Histogram
Fast multi-dimensional histogram with convenient interface for C++11 and Python
This C++11
library implements two easy-to-use powerful n-dimensional histogram classes, using a policy-based design, optimized for extensibility, convenience and highest performance.
Two histogram implementations in C++ are included. static_histogram
exploits compile-time information as much as possible to provide maximum performance, at the cost of larger binaries and reduced runtime flexibility. dynamic_histogram
makes the opposite trade-off. Python bindings for the latter are included, implemented with boost.python
.
The histograms have value semantics. Move operations and trips over the language boundary from C++ to Python are cheap. Histograms can be streamed from/to files and pickled in Python. Numpy is supported to speed up operations in Python: histograms can be filled with Numpy arrays at high speed (faster than numpy's own histogram functions) and are convertible into Numpy arrays without copying data.
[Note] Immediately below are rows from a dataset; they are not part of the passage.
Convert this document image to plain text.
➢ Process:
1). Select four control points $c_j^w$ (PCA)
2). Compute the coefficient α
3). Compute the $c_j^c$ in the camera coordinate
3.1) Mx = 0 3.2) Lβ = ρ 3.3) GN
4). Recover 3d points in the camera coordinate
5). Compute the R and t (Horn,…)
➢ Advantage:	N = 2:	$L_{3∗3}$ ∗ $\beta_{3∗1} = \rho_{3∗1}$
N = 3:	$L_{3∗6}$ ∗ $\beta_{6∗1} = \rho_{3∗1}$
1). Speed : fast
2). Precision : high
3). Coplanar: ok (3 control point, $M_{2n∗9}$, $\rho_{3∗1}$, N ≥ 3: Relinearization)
My goal is to submit this project to Boost, that's why it uses the Boost directory structure and namespace. The code is released under the Boost Software License.
Full documentation is available, a summary is given below (WARNING: the documentation is outdated and will be updated in the future).
Features
- N-dimensional histogram
- Intuitive and convenient interface
- Value semantics with efficient move operations
- Support for different binning schemes (user-extensible)
- Optional underflow/overflow bins for each dimension
- Support for counting weighted events
- Statistical variance can be queried for each bin
- High performance (cache-friendly design, tuned code, use of compile-time information to avoid conversions and to unroll loops)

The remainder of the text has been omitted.